The authors apply a semiotic meta-language; implicitly, they use the theory of the French sociologist P. Bourdieu together with a typological approach, since the analysis is conducted on recurrent motifs, aiming at the identification of general semantic units.

The main thesis of the present paper is the “elevated” Armenian literature of Old Tiflis (XIX c.), which represents one of the central discourses for the critical presentation of the biological in the middle and the lower class of Old Tiflis. The biological and the principles of “wild capitalism” were destroying the families of small and medium tradesmen not only in the horizontal, class dimension (family, interpersonal), but also in the vertical dimension (inequality of social roles).

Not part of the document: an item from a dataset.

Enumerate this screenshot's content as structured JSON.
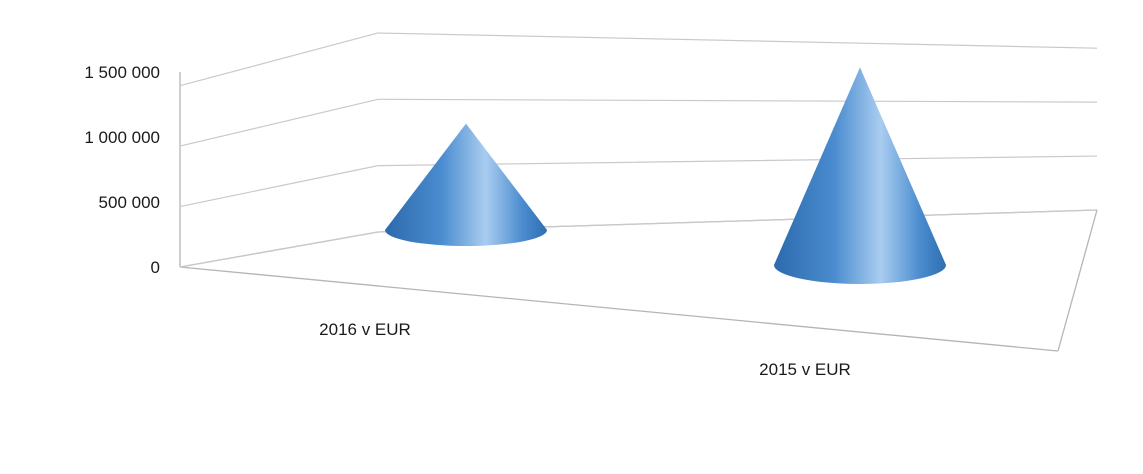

The analysis of the empirical material demonstrated that money-hunger guzzles spiritual and social values, such as national identity; the idea of statehood is lost, and the center of aspirations of city inhabitants becomes idle lifestyle: food, feasts, building houses, entertainment (home carnivals), matchmaking, etc. Of course, in the paper, the biological is contrasted to the cultural as well. The Armenian society of Old Tiflis had strategically thinking cultural figures, Armenian princely families, patrons, philanthropists (the Bebutovs, Tumanovs, Arguntinians, Alikhanovs, Yevangulyans, Mantashevs, Tamamshevs), who invested enormous financial means for the multiplication of national values (Nersisyan Seminary of Tiflis). Noteworthy is also the investment by great Armenian philanthropists (the Mantashevs) in the education of gifted Armenian minds abroad (Germany, Russia, etc.), who already in the 1920-ies formed the intellectual basis for the establishment of a national university in Yerevan (1919).